The annually occurring hole was at its smallest size just last year.

October 6, 2020, 1:26 PM

The ozone hole over Antarctica has grown to its "maximum size" just one year after researchers reported that it was at its smallest since its discovery.

The hole, which occurs annually, grew "rapidly" from mid-August and peaked in early October at about 9.2 million square miles, the World Meteorological Organization announced on Tuesday.

It is at its "largest" and "deepest" in recent years, according to WMO, and was driven by a strong, stable and cold polar vortex, which kept the temperature of the ozone layer over Antarctica consistently cold.

Ozone depletion is directly related to the temperature in the stratosphere, as polar stratospheric clouds only form at temperatures below -78 degrees Celsius. The polar stratospheric clouds contain ice crystals that can turn non-reactive compounds into reactive ones, an important role in the chemical destruction of the ozone, which protects Earth from the harmful ultraviolet rays of the sun.

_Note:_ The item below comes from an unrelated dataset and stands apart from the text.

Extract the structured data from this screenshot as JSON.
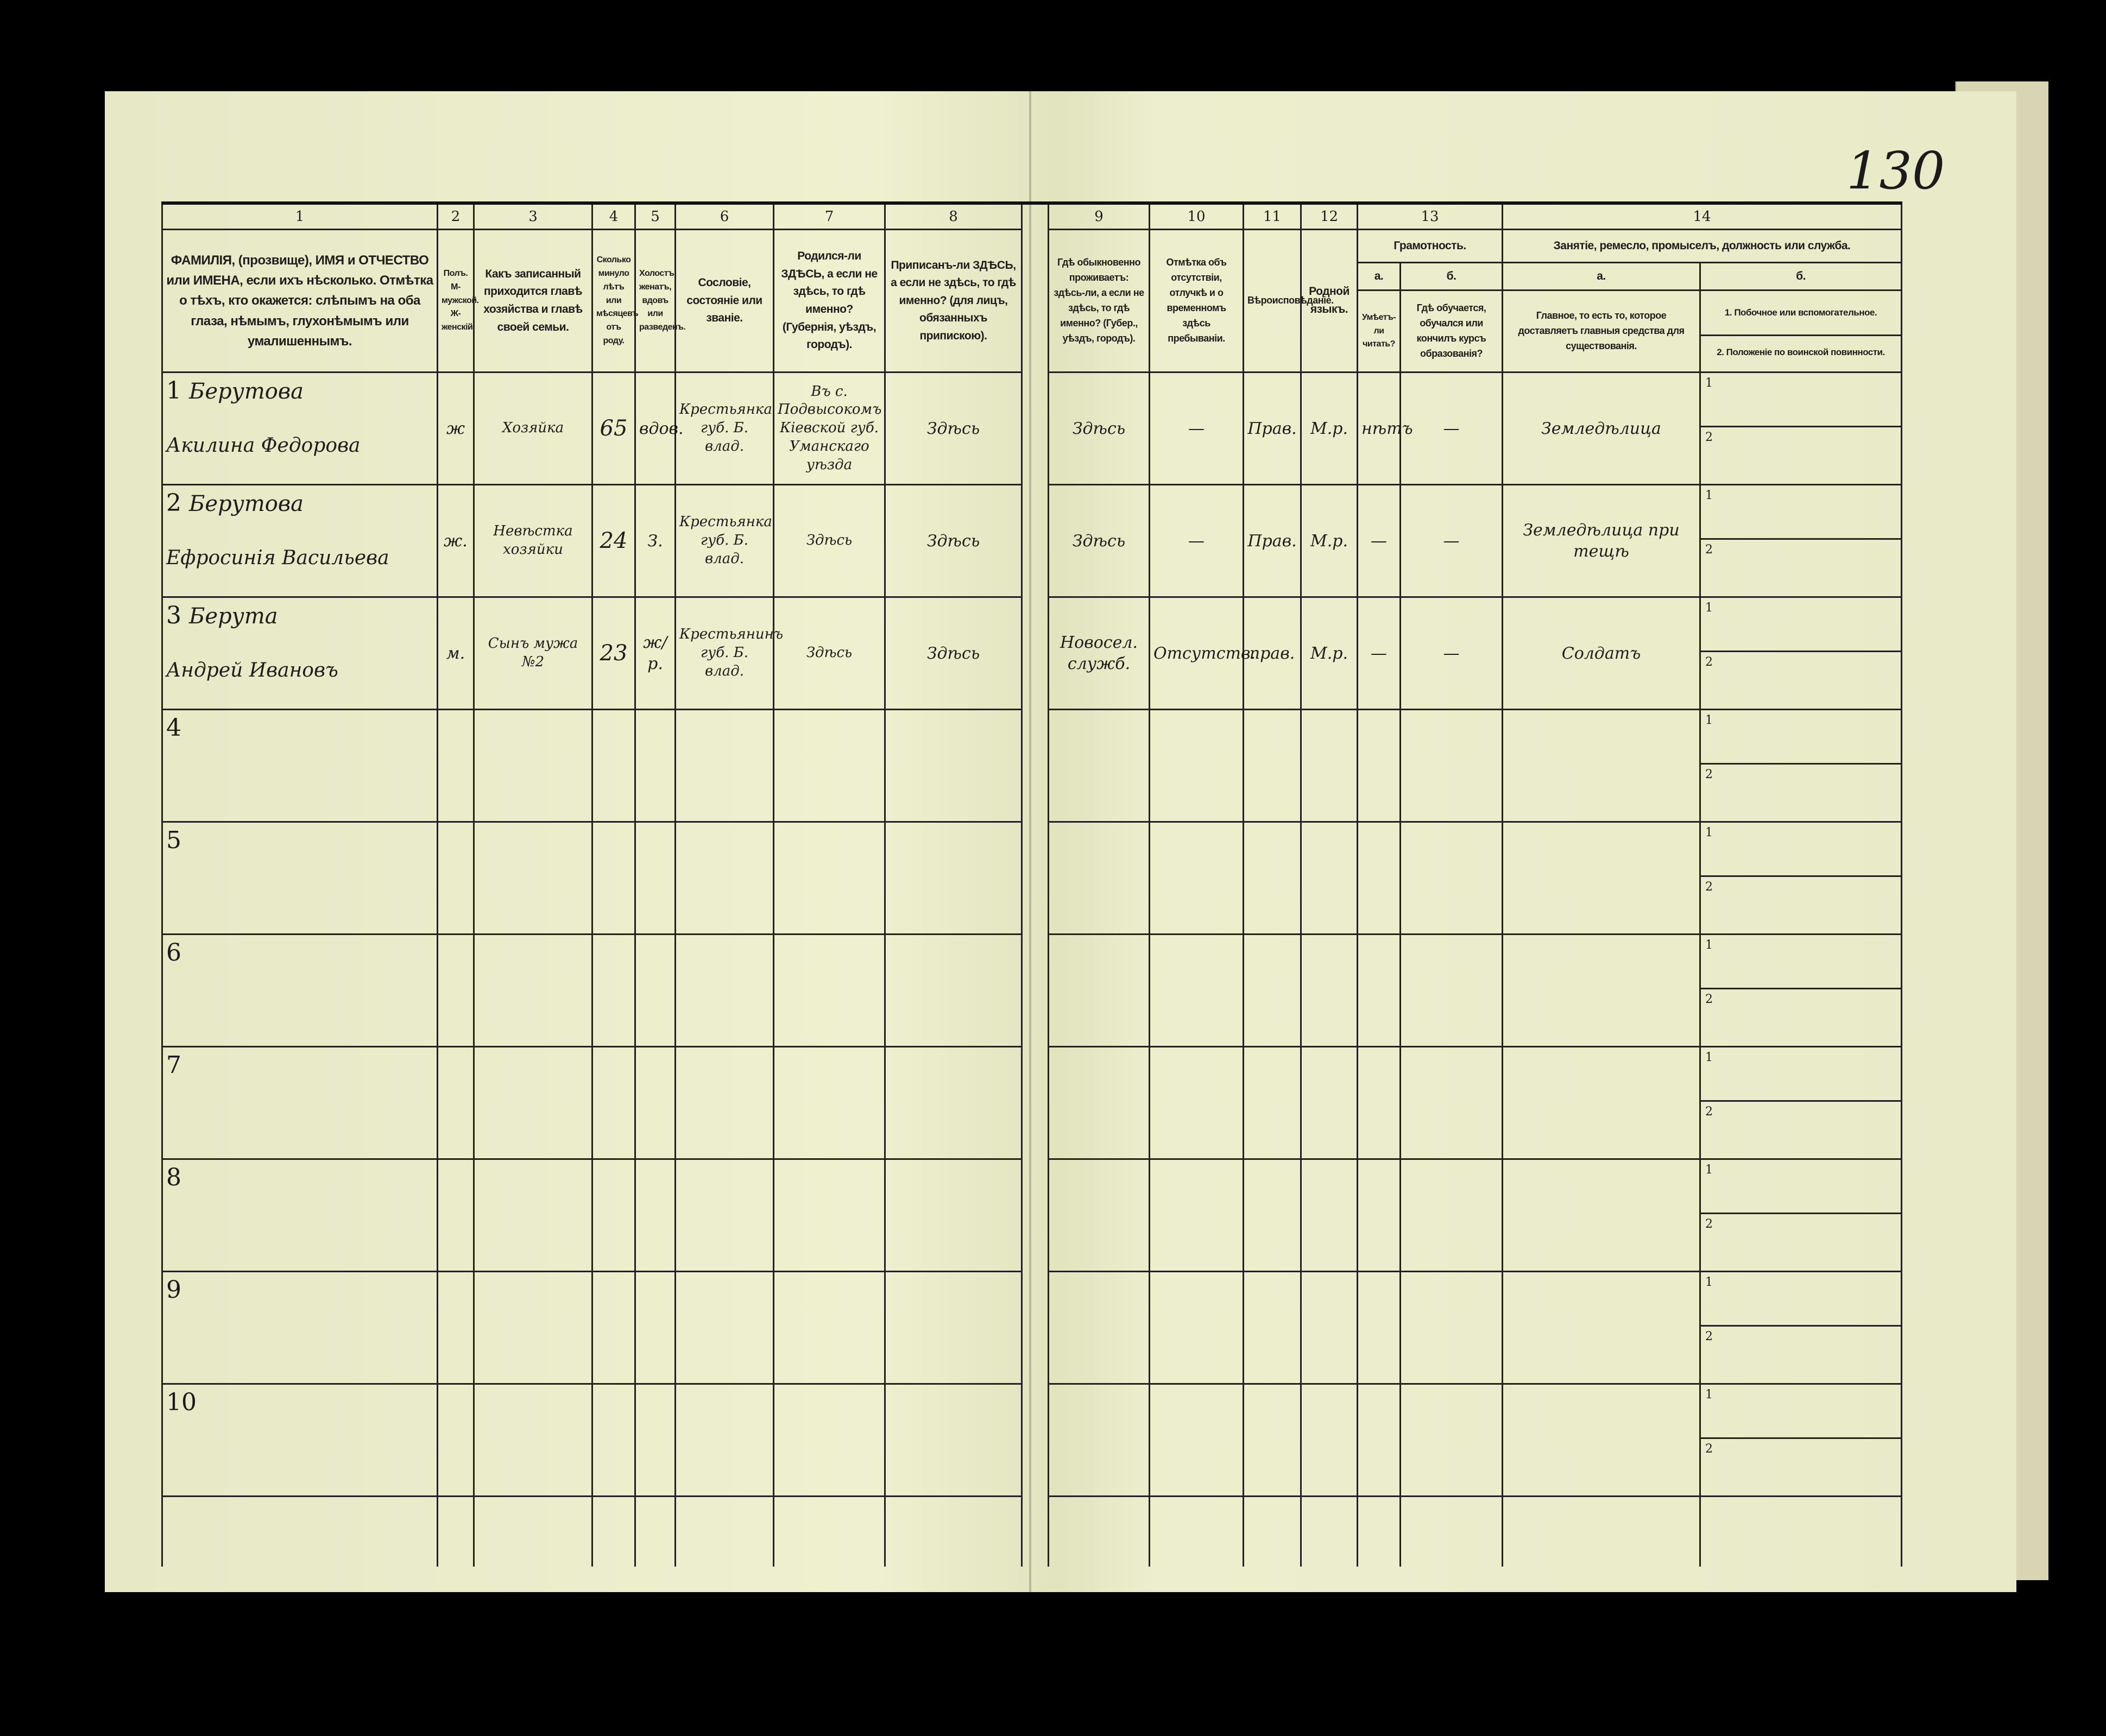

PHOTO: Poisoned emissions from towers. Poisonous violet emissions from the production of goods
Emissions are released through a smoke stack in this stock photo.
STOCK PHOTO/Getty Images

Continued depletion of the ozone occurred after the sun returned to the South Pole in recent weeks and solar radiation ignited the chemical reactions, according to WMO.

The hole will begin to return to its normal size after mid-October, when temperatures in the atmosphere begin to rise.

At this time last year, scientists were happy to report that the hole had shrunk to its smallest size since it was discovered.

Abnormal Antarctic weather was responsible for the occurrence rather than efforts to reduce fuel emissions, according to NASA.

WMO monitors the Earth's ozone layer in conjunction with partners such as the Copernicus Atmospheric Monitoring Service, NASA and the Environment and Climate Change Canada.

This year's hole resembles the one that formed in 2018, which was also a considerable size.

"There is much variability in how far ozone hole events develop each year," the director of Copernicus Atmosphere Monitoring Service, Vincent-Henri Peuch, said in a statement.

PHOTO: Earth is seen from space in this stock photo.
Earth is seen from space in this stock photo.
STOCK PHOTO/Getty Images

Peuch called for the continued enforcement of the 1987 international Montreal Protocol, which bans emissions of ozone-depleting chemicals. Data "clearly show a trend in decreasing area of the ozone hole" since a ban on halocarbons was enacted, according to WMO.

The ozone layer, however, has the potential to return to pre-1980 levels over Antarctica by 2060, a scientific assessment published by the WMO and the United Nations in 2018 concluded.